How to Fully Leverage the Cloud
To fully leverage cloud architecture the role of images has to change. An image has to be the basis for launching and relaunching many servers. This is how auto-scaling happens, this is how failing servers get replaced quickly, this is how IT becomes agile and can spin up or rev servers. The key insight needed is that fewer things should be cast in the image and more needs to be customized on demand to each server's role and configuration. The truth is that to leverage the cloud we have to recover the operating system as an abstraction layer!
What has happened is that the operating system, the application, and often also the application data are mushed together in machine images. Remember that one of the main roles of an operating system is to abstract the specifics of the hardware and present a portable machine abstraction to applications. We need to preserve this in the cloud so we can replicate and move servers and server configurations!
For example, as a server configuration moves from development to production the hardware (really the virtualization container) can change drastically. It may move from an internal dev cloud to an external production cloud or simultaneously to multiple internal and hosted production clouds around the world. Each time the operating system needs to be able to change while the stack on top of it remains the same. Some of the typical OS changes include: 32-bit vs. 64-bit platforms, uniprocessor vs. multiprocessor, slight changes in OS revision/configuration, changes in disk layout, hypervisor changes, etc.
The best way to recover the abstraction layer is to dedicate the machine image to contain only a cloud-optimized version of the operating system. This is exactly what we do with RightImages. These are base OS installs that we've been producing for years that provide effective abstraction across multiple clouds and virtualization containers. They consist of an optimized operating system install, the RightLink agent, and a few other very common supporting software packages. RightImages serve as the foundation upon which ServerTemplates dynamically assemble the rest of the software stack at boot time. This methodology lets us reliably stand up the same server configuration across a large number of clouds and machine types.
Often users get hung up about what happens at boot time versus what is already present on the image from a performance perspective. The performance of installing software at boot is a non-issue in most cases, but not always, and that doesn't really break the model. Many of our customers create their own images that simply have more software pre-installed. Some good examples are pre-installing the version of Java a customer uses across many servers, or pre-installing SharePoint on Windows as it takes a long time to install. The advantage is that booting is faster, but the disadvantage is that a larger portion of the stack becomes more difficult to manage. It helps to remember that you're effectively adding this software to the operating system abstraction, so to speak.
Keeping the application software separate from the operating system adds great runtime and maintenance flexibility.

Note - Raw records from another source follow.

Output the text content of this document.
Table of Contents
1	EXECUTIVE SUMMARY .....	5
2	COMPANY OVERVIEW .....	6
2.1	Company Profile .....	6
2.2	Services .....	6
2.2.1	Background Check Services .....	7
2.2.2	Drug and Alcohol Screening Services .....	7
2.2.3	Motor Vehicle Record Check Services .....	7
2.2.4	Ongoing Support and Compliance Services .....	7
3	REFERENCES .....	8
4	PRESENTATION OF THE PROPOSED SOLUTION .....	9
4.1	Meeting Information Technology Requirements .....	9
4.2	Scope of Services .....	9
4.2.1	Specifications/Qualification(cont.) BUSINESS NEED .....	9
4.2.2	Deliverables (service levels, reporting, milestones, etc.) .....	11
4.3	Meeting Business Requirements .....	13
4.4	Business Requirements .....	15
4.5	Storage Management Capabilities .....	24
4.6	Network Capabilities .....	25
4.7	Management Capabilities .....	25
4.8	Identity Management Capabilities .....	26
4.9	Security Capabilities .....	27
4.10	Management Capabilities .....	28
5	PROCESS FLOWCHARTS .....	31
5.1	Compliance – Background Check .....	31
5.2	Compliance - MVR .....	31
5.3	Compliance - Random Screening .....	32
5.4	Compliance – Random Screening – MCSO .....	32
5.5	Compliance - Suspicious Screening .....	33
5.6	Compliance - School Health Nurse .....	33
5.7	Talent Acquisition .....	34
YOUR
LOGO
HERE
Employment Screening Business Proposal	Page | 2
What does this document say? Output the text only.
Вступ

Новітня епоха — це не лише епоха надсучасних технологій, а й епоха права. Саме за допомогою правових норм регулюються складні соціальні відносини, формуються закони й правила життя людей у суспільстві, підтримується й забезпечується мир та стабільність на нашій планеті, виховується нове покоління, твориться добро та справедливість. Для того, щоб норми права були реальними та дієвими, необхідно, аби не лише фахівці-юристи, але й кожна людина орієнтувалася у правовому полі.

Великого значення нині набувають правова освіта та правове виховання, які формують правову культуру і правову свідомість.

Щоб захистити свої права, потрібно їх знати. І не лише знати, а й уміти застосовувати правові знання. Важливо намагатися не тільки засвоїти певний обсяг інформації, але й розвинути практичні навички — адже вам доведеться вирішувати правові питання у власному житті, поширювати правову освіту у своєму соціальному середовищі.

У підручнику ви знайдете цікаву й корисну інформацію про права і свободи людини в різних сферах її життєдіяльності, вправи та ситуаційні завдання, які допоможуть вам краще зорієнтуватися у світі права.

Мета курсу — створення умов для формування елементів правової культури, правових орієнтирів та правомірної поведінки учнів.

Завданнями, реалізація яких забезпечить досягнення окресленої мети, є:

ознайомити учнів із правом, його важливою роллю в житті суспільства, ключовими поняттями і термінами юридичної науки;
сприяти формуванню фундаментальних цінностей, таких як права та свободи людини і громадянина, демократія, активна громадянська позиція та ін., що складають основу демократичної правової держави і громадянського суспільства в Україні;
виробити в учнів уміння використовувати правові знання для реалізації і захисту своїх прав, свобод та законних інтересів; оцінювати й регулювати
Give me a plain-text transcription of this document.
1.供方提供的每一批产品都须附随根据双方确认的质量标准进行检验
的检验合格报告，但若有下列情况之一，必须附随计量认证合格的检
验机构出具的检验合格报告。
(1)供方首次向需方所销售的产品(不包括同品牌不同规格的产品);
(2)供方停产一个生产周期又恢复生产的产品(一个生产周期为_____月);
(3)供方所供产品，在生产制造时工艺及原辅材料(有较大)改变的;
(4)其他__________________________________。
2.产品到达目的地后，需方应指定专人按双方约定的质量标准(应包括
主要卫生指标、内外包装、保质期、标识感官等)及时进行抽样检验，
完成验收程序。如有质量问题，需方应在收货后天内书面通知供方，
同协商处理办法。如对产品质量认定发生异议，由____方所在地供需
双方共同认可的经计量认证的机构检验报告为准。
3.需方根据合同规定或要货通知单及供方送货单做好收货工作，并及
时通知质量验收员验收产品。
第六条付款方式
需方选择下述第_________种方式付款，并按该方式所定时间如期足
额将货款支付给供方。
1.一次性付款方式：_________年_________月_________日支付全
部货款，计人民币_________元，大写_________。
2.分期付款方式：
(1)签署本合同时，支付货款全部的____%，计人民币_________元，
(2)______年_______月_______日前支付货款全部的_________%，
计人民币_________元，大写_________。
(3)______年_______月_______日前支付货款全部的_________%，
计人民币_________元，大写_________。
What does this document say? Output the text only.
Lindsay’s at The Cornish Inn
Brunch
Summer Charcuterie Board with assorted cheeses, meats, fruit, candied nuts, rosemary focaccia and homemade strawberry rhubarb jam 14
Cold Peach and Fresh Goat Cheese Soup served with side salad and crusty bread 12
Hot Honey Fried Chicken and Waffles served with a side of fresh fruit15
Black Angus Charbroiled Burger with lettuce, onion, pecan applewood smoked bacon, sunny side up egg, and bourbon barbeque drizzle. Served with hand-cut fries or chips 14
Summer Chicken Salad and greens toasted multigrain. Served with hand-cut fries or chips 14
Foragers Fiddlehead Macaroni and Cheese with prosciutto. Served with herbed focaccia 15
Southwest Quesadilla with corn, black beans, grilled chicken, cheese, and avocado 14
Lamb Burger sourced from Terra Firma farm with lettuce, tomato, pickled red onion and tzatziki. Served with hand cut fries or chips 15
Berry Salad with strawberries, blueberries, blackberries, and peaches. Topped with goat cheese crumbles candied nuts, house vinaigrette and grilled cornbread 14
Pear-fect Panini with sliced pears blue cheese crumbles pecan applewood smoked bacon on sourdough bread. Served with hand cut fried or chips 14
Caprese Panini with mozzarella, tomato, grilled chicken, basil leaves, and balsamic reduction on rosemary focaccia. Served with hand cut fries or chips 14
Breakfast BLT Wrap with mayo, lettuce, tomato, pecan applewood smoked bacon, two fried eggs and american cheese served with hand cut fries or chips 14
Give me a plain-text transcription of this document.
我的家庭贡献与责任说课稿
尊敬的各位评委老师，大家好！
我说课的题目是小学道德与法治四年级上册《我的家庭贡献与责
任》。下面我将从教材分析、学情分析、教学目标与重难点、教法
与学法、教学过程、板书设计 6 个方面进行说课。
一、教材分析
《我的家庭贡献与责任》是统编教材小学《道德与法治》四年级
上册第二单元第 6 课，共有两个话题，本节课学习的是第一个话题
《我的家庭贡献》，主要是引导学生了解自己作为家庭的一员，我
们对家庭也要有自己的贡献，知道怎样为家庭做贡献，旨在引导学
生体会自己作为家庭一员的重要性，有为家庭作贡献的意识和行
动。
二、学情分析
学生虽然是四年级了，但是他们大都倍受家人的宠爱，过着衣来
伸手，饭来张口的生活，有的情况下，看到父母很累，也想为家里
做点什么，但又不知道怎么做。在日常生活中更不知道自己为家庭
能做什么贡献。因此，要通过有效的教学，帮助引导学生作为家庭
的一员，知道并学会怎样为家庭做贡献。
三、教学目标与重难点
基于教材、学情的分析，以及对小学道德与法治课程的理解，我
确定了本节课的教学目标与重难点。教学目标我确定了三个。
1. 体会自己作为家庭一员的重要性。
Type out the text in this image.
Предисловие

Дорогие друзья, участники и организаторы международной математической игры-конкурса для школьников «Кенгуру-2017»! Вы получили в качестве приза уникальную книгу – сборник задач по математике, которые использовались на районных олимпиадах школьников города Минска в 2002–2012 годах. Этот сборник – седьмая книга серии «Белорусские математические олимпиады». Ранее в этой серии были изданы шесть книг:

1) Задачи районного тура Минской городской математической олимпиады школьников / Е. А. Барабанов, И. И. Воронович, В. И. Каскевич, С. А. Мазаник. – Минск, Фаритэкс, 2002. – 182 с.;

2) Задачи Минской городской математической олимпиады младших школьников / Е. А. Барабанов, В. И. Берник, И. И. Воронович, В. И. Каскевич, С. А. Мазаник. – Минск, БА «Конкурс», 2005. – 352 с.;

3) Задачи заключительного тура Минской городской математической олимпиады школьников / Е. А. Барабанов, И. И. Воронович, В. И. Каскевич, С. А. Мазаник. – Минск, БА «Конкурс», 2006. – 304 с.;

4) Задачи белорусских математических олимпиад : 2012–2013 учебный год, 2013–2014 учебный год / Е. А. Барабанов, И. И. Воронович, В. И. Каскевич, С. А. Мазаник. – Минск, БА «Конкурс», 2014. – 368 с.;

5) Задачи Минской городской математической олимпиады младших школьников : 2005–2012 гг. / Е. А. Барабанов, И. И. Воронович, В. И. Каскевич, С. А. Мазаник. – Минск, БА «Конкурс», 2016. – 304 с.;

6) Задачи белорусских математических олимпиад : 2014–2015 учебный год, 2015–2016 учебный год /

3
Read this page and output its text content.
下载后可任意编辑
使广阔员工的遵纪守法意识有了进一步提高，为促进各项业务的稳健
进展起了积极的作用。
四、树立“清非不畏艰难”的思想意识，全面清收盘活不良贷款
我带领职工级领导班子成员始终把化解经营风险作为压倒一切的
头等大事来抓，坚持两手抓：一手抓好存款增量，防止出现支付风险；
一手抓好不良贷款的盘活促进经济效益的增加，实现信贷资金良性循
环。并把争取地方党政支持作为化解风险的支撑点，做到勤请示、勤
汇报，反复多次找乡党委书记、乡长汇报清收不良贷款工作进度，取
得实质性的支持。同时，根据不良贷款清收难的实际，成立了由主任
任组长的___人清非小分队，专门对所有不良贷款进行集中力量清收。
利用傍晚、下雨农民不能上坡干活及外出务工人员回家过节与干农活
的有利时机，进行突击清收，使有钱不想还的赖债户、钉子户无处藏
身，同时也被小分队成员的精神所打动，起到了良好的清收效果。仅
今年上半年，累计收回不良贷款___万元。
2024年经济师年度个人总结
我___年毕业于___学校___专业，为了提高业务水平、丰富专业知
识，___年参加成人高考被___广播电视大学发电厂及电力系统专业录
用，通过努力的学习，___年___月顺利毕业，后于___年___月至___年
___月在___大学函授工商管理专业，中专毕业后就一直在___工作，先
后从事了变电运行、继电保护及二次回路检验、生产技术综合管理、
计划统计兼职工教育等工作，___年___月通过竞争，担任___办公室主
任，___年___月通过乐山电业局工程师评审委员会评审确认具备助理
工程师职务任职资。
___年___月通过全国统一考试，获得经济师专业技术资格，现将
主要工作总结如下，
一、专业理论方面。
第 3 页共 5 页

For example, you can test something out on a running server by adding a new script, making sure it works, committing the ServerTemplate, then rolling forward all running servers to that revision of the ServerTemplate to have it applied immediately. With bundled images, you would have to push the script to all machines manually and re-snapshot an image to use for future instances. Or, If you’re an ISV publisher of a solution on RightScale, and you make a simple bug fix to a script on a ServerTemplate, anyone using that solution can pull in the bug fix onto their existing servers where they may have added additional scripts and applications. When ISVs deliver their software through pre-bundled images, customers have to get the new image with any fixes, then reinstall and re-configure any applications and take a new snapshot - very tedious! In short, ServerTemplates are flexible like playlists on an iPod, where virtual machine images are like burning and shipping a CD.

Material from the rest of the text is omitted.